The condition of the pub area itself, however, was far less than to be desired. So Saari and his friends began the long process of demolition that was needed on the interior of the restaurant space before they could even begin to build their pub.

Although demolition and construction began around a year and a half ago, the pub is yet to be completed. Far from this being the result of delays and inefficiencies, it is the side effect of yet another unique aspect of The Oregon Public House.

In order to ensure that 100 percent of their profits go to their chosen nonprofits as soon as they open, they are completing the process of building the pub while remaining entirely debt-free.

Nothing is being built unless there is the money to pay for it, and costs are being kept down considerably by the large number of volunteers who donate their time to help with construction in the pub.

"This allows us to actually give back from day one," says Saari. "As soon as we start operating as a pub, we're able to generate money for these local charities."

They also offer an attractive offer for those who wish to donate larger sums of money.

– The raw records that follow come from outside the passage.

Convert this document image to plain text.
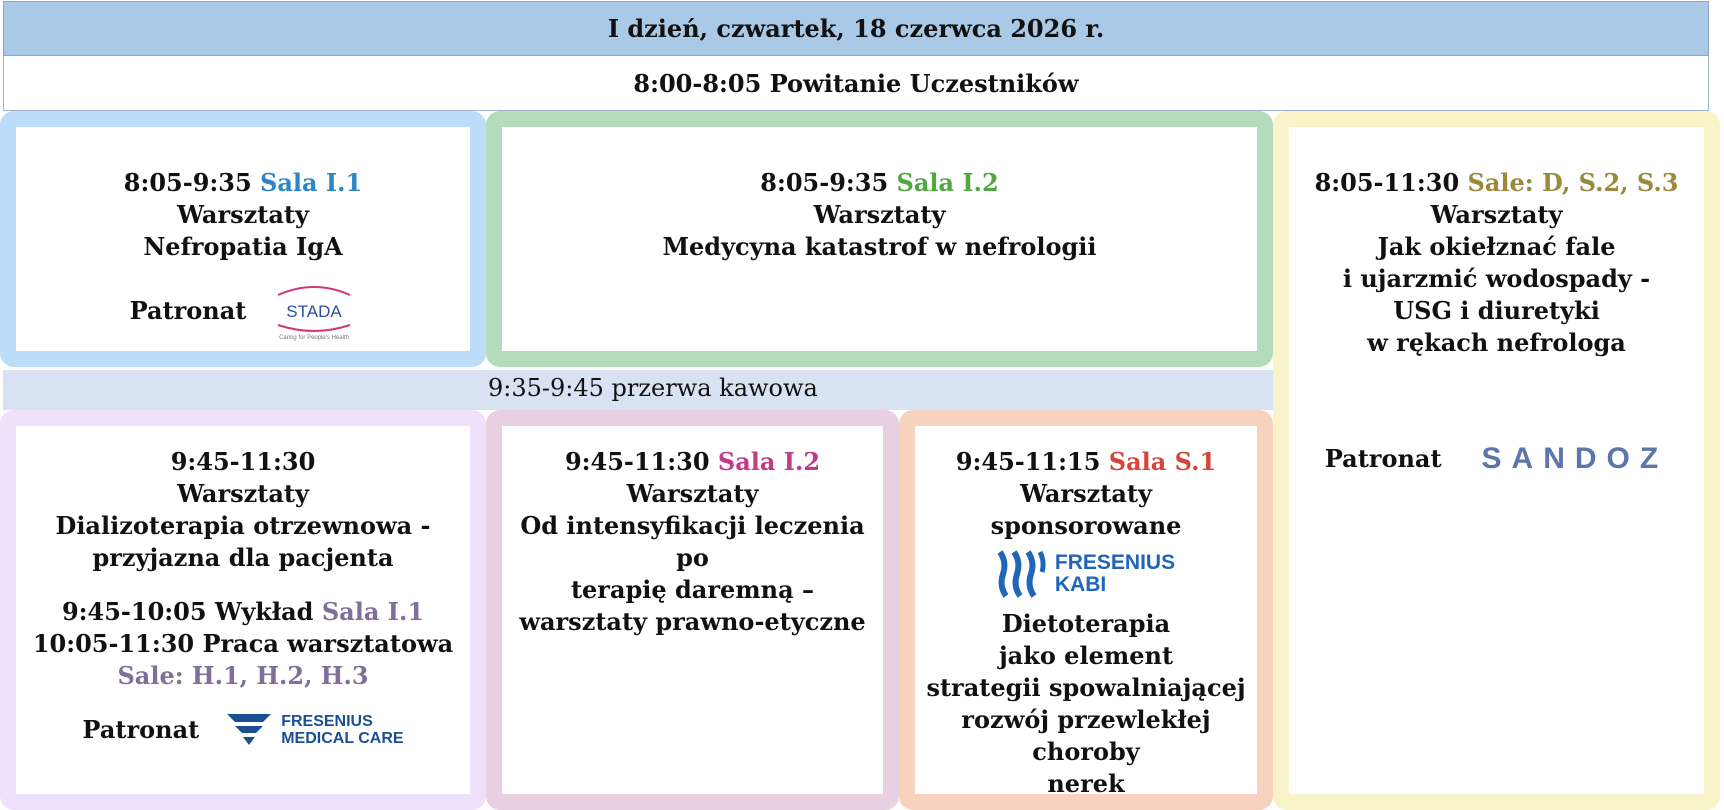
I dzień, czwartek, 18 czerwca 2026 r.
8:00-8:05 Powitanie Uczestników
9:35-9:45 przerwa kawowa
8:05-9:35 Sala I.1
Warsztaty
Nefropatia IgA
Patronat STADA
Caring for People's Health
8:05-9:35 Sala I.2
Warsztaty
Medycyna katastrof w nefrologii
8:05-11:30 Sale: D, S.2, S.3
Warsztaty
Jak okiełznać fale
i ujarzmić wodospady -
USG i diuretyki
w rękach nefrologa
Patronat SANDOZ
9:45-11:30
Warsztaty
Dializoterapia otrzewnowa -
przyjazna dla pacjenta
9:45-10:05 Wykład Sala I.1
10:05-11:30 Praca warsztatowa
Sale: H.1, H.2, H.3
Patronat	FRESENIUS
MEDICAL CARE
9:45-11:30 Sala I.2
Warsztaty
Od intensyfikacji leczenia po
terapię daremną –
warsztaty prawno-etyczne
9:45-11:15 Sala S.1
Warsztaty
sponsorowane
FRESENIUS
KABI
Dietoterapia
jako element
strategii spowalniającej
rozwój przewlekłej choroby
nerek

Saari explains that as a "Level 1 Founder, you get a beer a day for life -- which is very exciting for some people -- and a Level 2 Founder, you get a beer a week for life." Both come with a personalized pint glass, "with your name etched in it, that goes on the wall behind the bar. ... Every time you come in, we pour into your glass."

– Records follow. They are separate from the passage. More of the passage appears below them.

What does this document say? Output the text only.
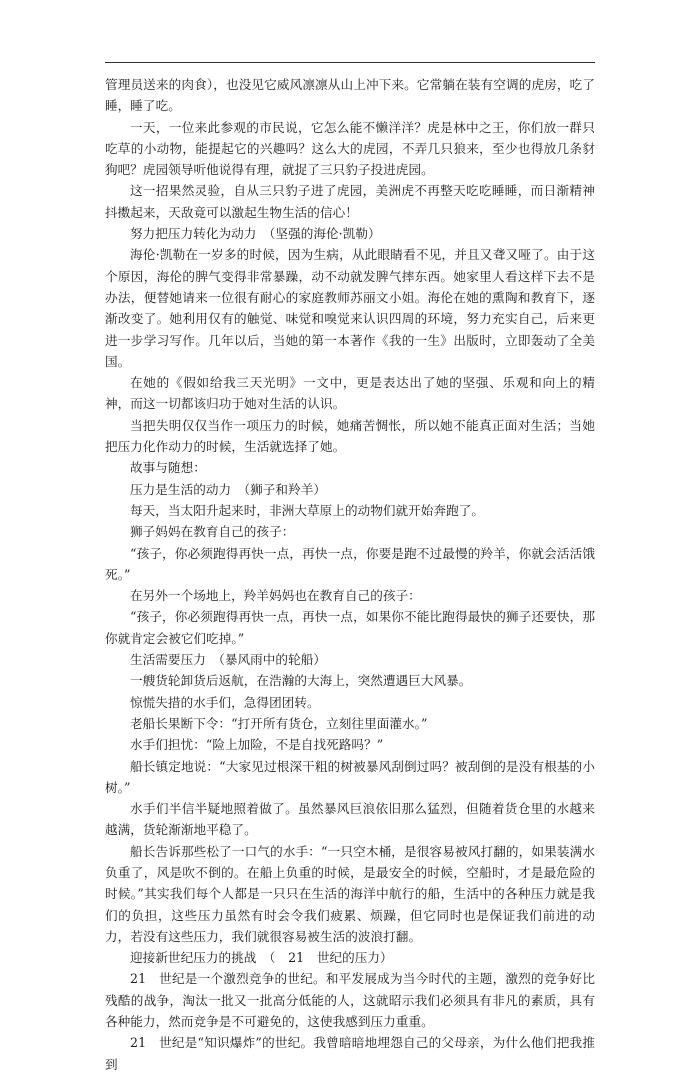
管理员送来的肉食），也没见它威风凛凛从山上冲下来。它常躺在装有空调的虎房，吃了睡，睡了吃。

一天，一位来此参观的市民说，它怎么能不懒洋洋？虎是林中之王，你们放一群只吃草的小动物，能提起它的兴趣吗？这么大的虎园，不弄几只狼来，至少也得放几条豺狗吧？虎园领导听他说得有理，就捉了三只豹子投进虎园。

这一招果然灵验，自从三只豹子进了虎园，美洲虎不再整天吃吃睡睡，而日渐精神抖擞起来，天敌竟可以激起生物生活的信心！

努力把压力转化为动力　（坚强的海伦·凯勒）

海伦·凯勒在一岁多的时候，因为生病，从此眼睛看不见，并且又聋又哑了。由于这个原因，海伦的脾气变得非常暴躁，动不动就发脾气摔东西。她家里人看这样下去不是办法，便替她请来一位很有耐心的家庭教师苏丽文小姐。海伦在她的熏陶和教育下，逐渐改变了。她利用仅有的触觉、味觉和嗅觉来认识四周的环境，努力充实自己，后来更进一步学习写作。几年以后，当她的第一本著作《我的一生》出版时，立即轰动了全美国。

在她的《假如给我三天光明》一文中，更是表达出了她的坚强、乐观和向上的精神，而这一切都该归功于她对生活的认识。

当把失明仅仅当作一项压力的时候，她痛苦惆怅，所以她不能真正面对生活；当她把压力化作动力的时候，生活就选择了她。

故事与随想：

压力是生活的动力　（狮子和羚羊）

每天，当太阳升起来时，非洲大草原上的动物们就开始奔跑了。

狮子妈妈在教育自己的孩子：

“孩子，你必须跑得再快一点，再快一点，你要是跑不过最慢的羚羊，你就会活活饿死。”

在另外一个场地上，羚羊妈妈也在教育自己的孩子：

“孩子，你必须跑得再快一点，再快一点，如果你不能比跑得最快的狮子还要快，那你就肯定会被它们吃掉。”

生活需要压力　（暴风雨中的轮船）

一艘货轮卸货后返航，在浩瀚的大海上，突然遭遇巨大风暴。

惊慌失措的水手们，急得团团转。

老船长果断下令：“打开所有货仓，立刻往里面灌水。”

水手们担忧：“险上加险，不是自找死路吗？”

船长镇定地说：“大家见过根深干粗的树被暴风刮倒过吗？被刮倒的是没有根基的小树。”

水手们半信半疑地照着做了。虽然暴风巨浪依旧那么猛烈，但随着货仓里的水越来越满，货轮渐渐地平稳了。

船长告诉那些松了一口气的水手：“一只空木桶，是很容易被风打翻的，如果装满水负重了，风是吹不倒的。在船上负重的时候，是最安全的时候，空船时，才是最危险的时候。”其实我们每个人都是一只只在生活的海洋中航行的船，生活中的各种压力就是我们的负担，这些压力虽然有时会令我们疲累、烦躁，但它同时也是保证我们前进的动力，若没有这些压力，我们就很容易被生活的波浪打翻。

迎接新世纪压力的挑战　（　21　世纪的压力）

21　世纪是一个激烈竞争的世纪。和平发展成为当今时代的主题，激烈的竞争好比残酷的战争，淘汰一批又一批高分低能的人，这就昭示我们必须具有非凡的素质，具有各种能力，然而竞争是不可避免的，这使我感到压力重重。

21　世纪是“知识爆炸”的世纪。我曾暗暗地埋怨自己的父母亲，为什么他们把我推到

While fundraising is always difficult, as for any nonprofit, renting out the ballroom upstairs to community events has helped provide enough income to cover their costs for renting the building as well as some building costs.

This means that, as of August 2012, the pub is yet to open but with the most costly and time intensive work already completed, the remaining work is essentially cosmetic.

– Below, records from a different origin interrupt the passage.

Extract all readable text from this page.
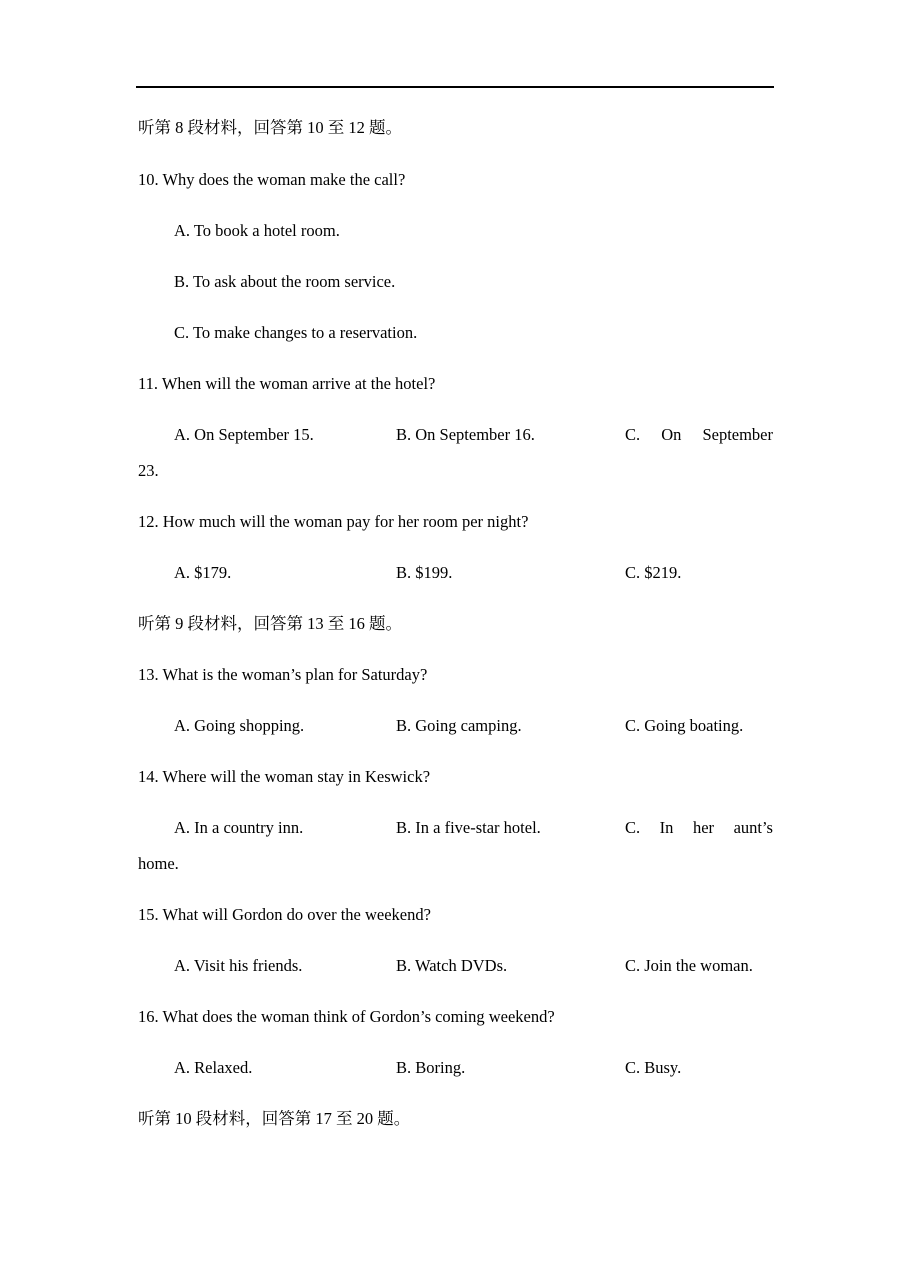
听第 8 段材料，回答第 10 至 12 题。
10. Why does the woman make the call?
A. To book a hotel room.
B. To ask about the room service.
C. To make changes to a reservation.
11. When will the woman arrive at the hotel?
A. On September 15.	B. On September 16.	C. On September
23.
12. How much will the woman pay for her room per night?
A. $179.	B. $199.	C. $219.
听第 9 段材料，回答第 13 至 16 题。
13. What is the woman’s plan for Saturday?
A. Going shopping.	B. Going camping.	C. Going boating.
14. Where will the woman stay in Keswick?
A. In a country inn.	B. In a five-star hotel.	C. In her aunt’s
home.
15. What will Gordon do over the weekend?
A. Visit his friends.	B. Watch DVDs.	C. Join the woman.
16. What does the woman think of Gordon’s coming weekend?
A. Relaxed.	B. Boring.	C. Busy.
听第 10 段材料，回答第 17 至 20 题。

As soon as the pub opens, Saari and his friends will get straight to work to raise as much money as they can. And the amounts are more than you might think: "at this point, we're projecting a five-figure [number] a month for these organizations," Saari says.

The pub will employ some full-time bar staff and chefs but they are hoping to cut costs by recruiting volunteers as waiters and waitresses, hosts and hostesses, and to help with any other jobs.

The Oregon Public House will work much like a conventional pub: people will come in, order food and drinks, and enjoy time with friends and family. There will, however, be a third selection to be made by the customers. "We wanted to empower [our customers] to feel like they are able to actually do something with their sole purchase, whether it's a burger or whether it's just a beer," Saari explains.

"So we've created three different menus: you have your food menu, you have your drink menu, and you have your charity menu." This gives the customer the chance to decide exactly where their own donation goes and truly feel that they are making a concrete difference.

Like any good Portland pub, The Oregon Public House will also have its own beers. Dean Ivester, a friend of Saari's, will be the pub's head brewer. He is currently working on getting the beers they will serve just right.

Not only will having their own brews mean that they have another way to draw in customers but "having our own beer is going to allow us to donate even more money to charity. ... If we have to buy it from other people, then we're not going to have as much profit margin there to give away," Ivester says.

The social aspect to the pub is vital. Relying on volunteers to help run it at a low cost, and customers to provide the profit, The Oregon Public House seeks to create an environment in which people can enjoy their evening with friends and family while also feeling the benefit of helping a local charity.

"I think a good pub is a place where you want to go and don't want to leave, where you want to hang out and you have good food and you have good drinks. ... A good pub is a place where I can bring my daughter," says Saari and that's exactly what they're building.

The Oregon Public House will not only help raise money for local charities but it will also bring together its surrounding community. "It's a way for people to say, 'I'm supporting my neighborhood pub, I'm supporting my neighborhood farms and groceries ... and I'm also supporting my neighborhood charities, I'm giving back."